Opinion
April 18, 1988
Appeal from the Supreme Court, Kings County (Finnegan, J.).
Ordered that the judgment is affirmed.
The defendant contends that the hearing court erred in determining that he executed a voluntary and intelligent waiver of his constitutional rights prior to making any statements. We disagree. The court's findings that the defendant was given Miranda warnings (see, Miranda v. Arizona, 384 U.S. 436) and voluntarily chose to waive them are amply supported by the record.
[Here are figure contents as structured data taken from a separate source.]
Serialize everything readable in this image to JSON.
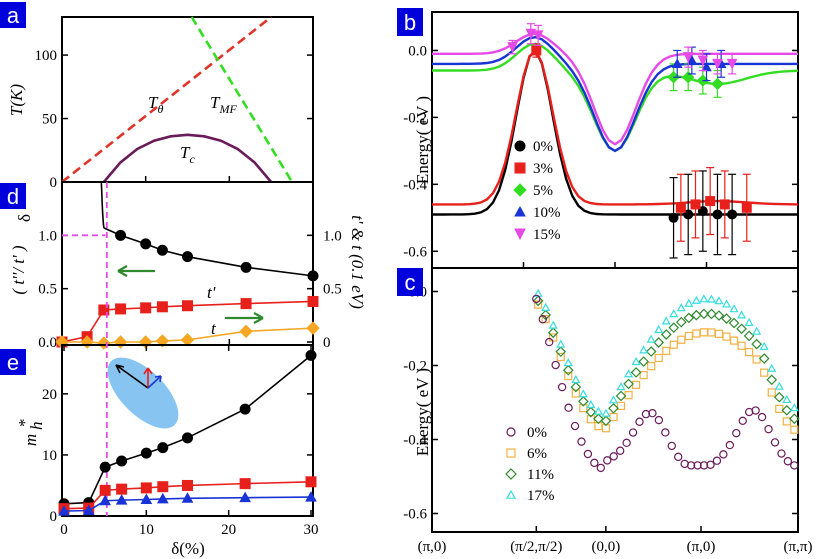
{
  "chart_data": [
    {
      "panel": "a",
      "type": "line",
      "ylabel": "T(K)",
      "xlim": [
        0,
        30
      ],
      "ylim": [
        0,
        130
      ],
      "yticks": [
        "0",
        "50",
        "100"
      ],
      "series": [
        {
          "name": "Tθ",
          "label_main": "T",
          "label_sub": "θ",
          "color": "#e0342a",
          "dash": true,
          "x": [
            0,
            25
          ],
          "y": [
            0,
            130
          ]
        },
        {
          "name": "TMF",
          "label_main": "T",
          "label_sub": "MF",
          "color": "#33dd22",
          "dash": true,
          "x": [
            15.5,
            27.5
          ],
          "y": [
            130,
            0
          ]
        },
        {
          "name": "Tc",
          "label_main": "T",
          "label_sub": "c",
          "color": "#6a1b5a",
          "dash": false,
          "x": [
            5,
            7,
            9,
            11,
            13,
            15,
            17,
            19,
            21,
            23,
            25
          ],
          "y": [
            0,
            15.5,
            26,
            32.5,
            36,
            37.2,
            36,
            32.5,
            26,
            15.5,
            0
          ]
        }
      ]
    },
    {
      "panel": "d",
      "type": "line",
      "ylabel_left": "( t''/ t' )",
      "ylabel_left_sub": "δ",
      "ylabel_right": "t' & t (0.1 eV)",
      "xlim": [
        0,
        30
      ],
      "ylim": [
        0,
        1.5
      ],
      "yticks_left": [
        "0.0",
        "0.5",
        "1.0"
      ],
      "yticks_right": [
        "0",
        "0.5",
        "1.0"
      ],
      "series": [
        {
          "name": "(t''/t')δ",
          "color": "#000000",
          "marker": "circle",
          "x": [
            7,
            10,
            12,
            15,
            22,
            30
          ],
          "y": [
            1.0,
            0.92,
            0.86,
            0.8,
            0.7,
            0.62
          ],
          "line_x": [
            5,
            7,
            10,
            12,
            15,
            22,
            30
          ],
          "line_y": [
            1.07,
            1.0,
            0.92,
            0.86,
            0.8,
            0.7,
            0.62
          ]
        },
        {
          "name": "t'",
          "color": "#e8201c",
          "marker": "square",
          "x": [
            0,
            3,
            5,
            7,
            10,
            12,
            15,
            22,
            30
          ],
          "y": [
            0,
            0.05,
            0.3,
            0.31,
            0.32,
            0.33,
            0.34,
            0.36,
            0.38
          ]
        },
        {
          "name": "t",
          "color": "#f5a623",
          "marker": "diamond",
          "x": [
            0,
            3,
            5,
            7,
            10,
            12,
            15,
            22,
            30
          ],
          "y": [
            0,
            0.0,
            -0.01,
            0.0,
            0.0,
            0.01,
            0.02,
            0.1,
            0.13
          ]
        }
      ],
      "dashed_level": 1.0,
      "dashed_x": 5.2,
      "annotations": {
        "tprime": "t'",
        "t": "t"
      }
    },
    {
      "panel": "e",
      "type": "line",
      "ylabel": "m*h",
      "xlabel": "δ(%)",
      "xlim": [
        0,
        30
      ],
      "ylim": [
        0,
        28
      ],
      "xticks": [
        "0",
        "10",
        "20",
        "30"
      ],
      "yticks": [
        "0",
        "10",
        "20"
      ],
      "series": [
        {
          "name": "black",
          "color": "#000000",
          "marker": "circle",
          "x": [
            0,
            3,
            5,
            7,
            10,
            12,
            15,
            22,
            30
          ],
          "y": [
            2,
            2.2,
            8,
            9,
            10.3,
            11.2,
            12.8,
            17.5,
            26.3
          ]
        },
        {
          "name": "red",
          "color": "#e8201c",
          "marker": "square",
          "x": [
            0,
            3,
            5,
            7,
            10,
            12,
            15,
            22,
            30
          ],
          "y": [
            1.2,
            1.3,
            4.2,
            4.4,
            4.6,
            4.8,
            5.0,
            5.3,
            5.6
          ]
        },
        {
          "name": "blue",
          "color": "#1833d6",
          "marker": "triangle",
          "x": [
            0,
            3,
            5,
            7,
            10,
            12,
            15,
            22,
            30
          ],
          "y": [
            0.8,
            0.9,
            2.5,
            2.6,
            2.7,
            2.8,
            2.9,
            3.0,
            3.1
          ]
        }
      ]
    },
    {
      "panel": "b",
      "type": "line",
      "ylabel": "Energy(eV)",
      "ylim": [
        -0.65,
        0.1
      ],
      "yticks": [
        "0.0",
        "-0.2",
        "-0.4",
        "-0.6"
      ],
      "series": [
        {
          "name": "0%",
          "color": "#000000",
          "marker": "circle"
        },
        {
          "name": "3%",
          "color": "#e8201c",
          "marker": "square"
        },
        {
          "name": "5%",
          "color": "#33dd22",
          "marker": "diamond"
        },
        {
          "name": "10%",
          "color": "#1833d6",
          "marker": "triangle"
        },
        {
          "name": "15%",
          "color": "#e64ae6",
          "marker": "triangle-down"
        }
      ]
    },
    {
      "panel": "c",
      "type": "scatter",
      "ylabel": "Energy(eV)",
      "ylim": [
        -0.65,
        0.05
      ],
      "yticks": [
        "0.0",
        "-0.2",
        "-0.4",
        "-0.6"
      ],
      "xticks": [
        "(π,0)",
        "(π/2,π/2)",
        "(0,0)",
        "(π,0)",
        "(π,π)"
      ],
      "series": [
        {
          "name": "0%",
          "color": "#6a1b5a",
          "marker": "circle-open"
        },
        {
          "name": "6%",
          "color": "#f5b041",
          "marker": "square-open"
        },
        {
          "name": "11%",
          "color": "#2f8a2f",
          "marker": "diamond-open"
        },
        {
          "name": "17%",
          "color": "#33dde0",
          "marker": "triangle-open"
        }
      ]
    }
  ],
  "panel_tags": {
    "a": "a",
    "b": "b",
    "c": "c",
    "d": "d",
    "e": "e"
  },
  "axes_text": {
    "a_ylabel": "T(K)",
    "d_ylabel": "( t''/ t' )",
    "d_ylabel_sub": "δ",
    "d_ylabel_right": "t' & t (0.1 eV)",
    "e_ylabel": "m",
    "e_ylabel_sup": "*",
    "e_ylabel_sub": "h",
    "e_xlabel": "δ(%)",
    "b_ylabel": "Energy( eV )",
    "c_ylabel": "Energy( eV )"
  }
}
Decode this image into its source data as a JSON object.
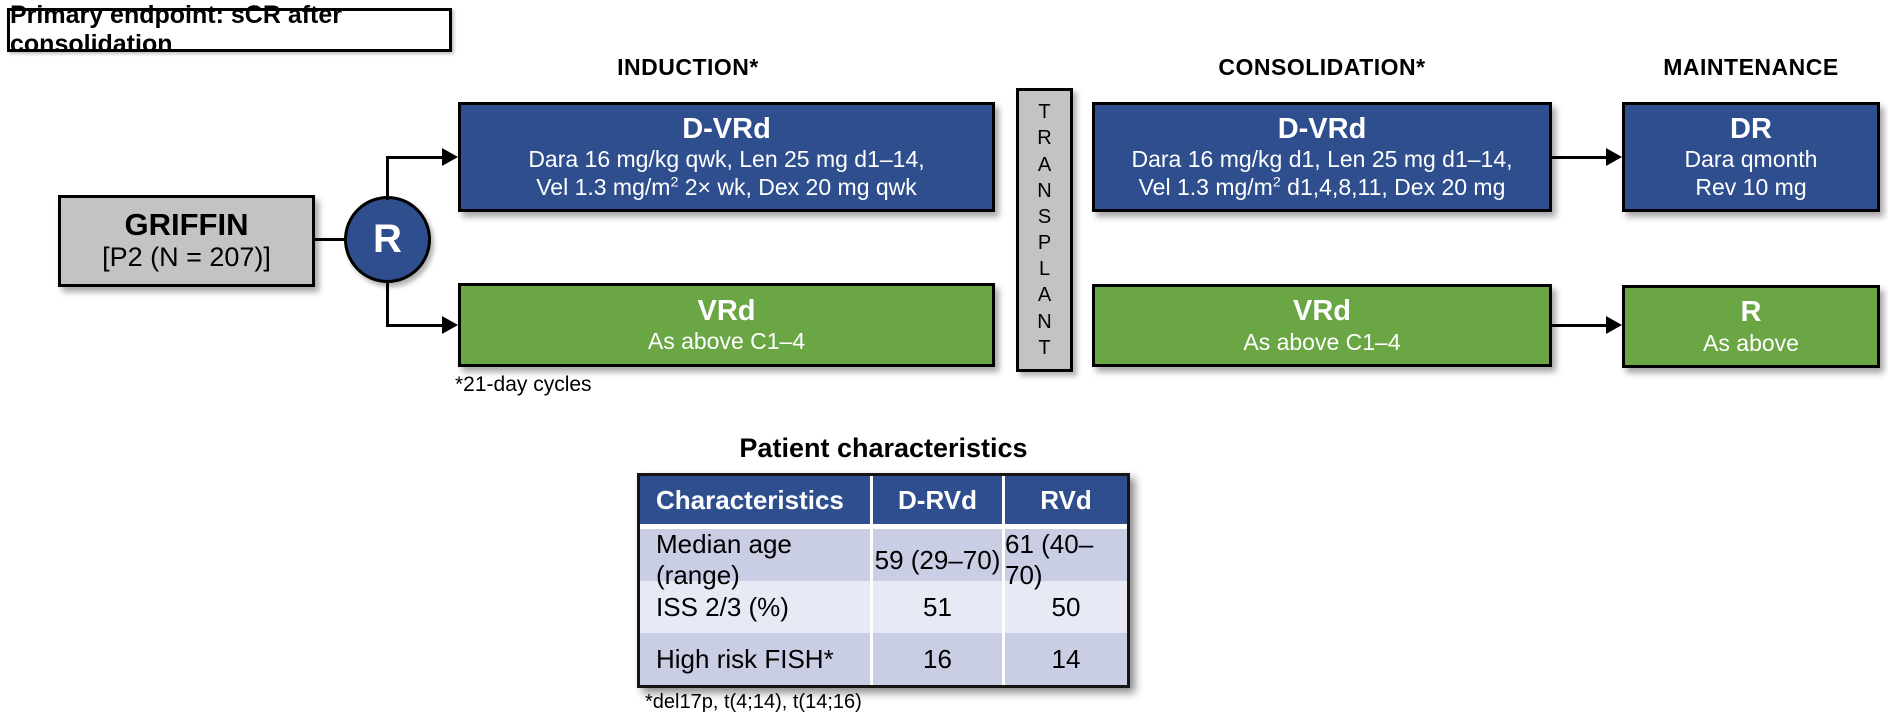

Furthermore, the fact that approximately 9 1/2 hours elapsed between the point at which the defendant was advised of and waived his rights and his admission does not render the interrogation inherently coercive. "It is well settled that where a person in police custody has been issued Miranda warnings and voluntarily and intelligently waives those rights, it is not necessary to repeat the warnings prior to subsequent questioning within a reasonable time thereafter, so long as the custody has remained continuous" (People v. Glinsman, 107 A.D.2d 710, cert denied 472 U.S. 1021; People v. Crosby, 91 A.D.2d 20, 29, lv denied 58 N.Y.2d 974).
We have examined the defendant's remaining contentions and find them to be either unpreserved for appellate review or without merit. Mollen, P.J., Mangano, Brown and Harwood, JJ., concur.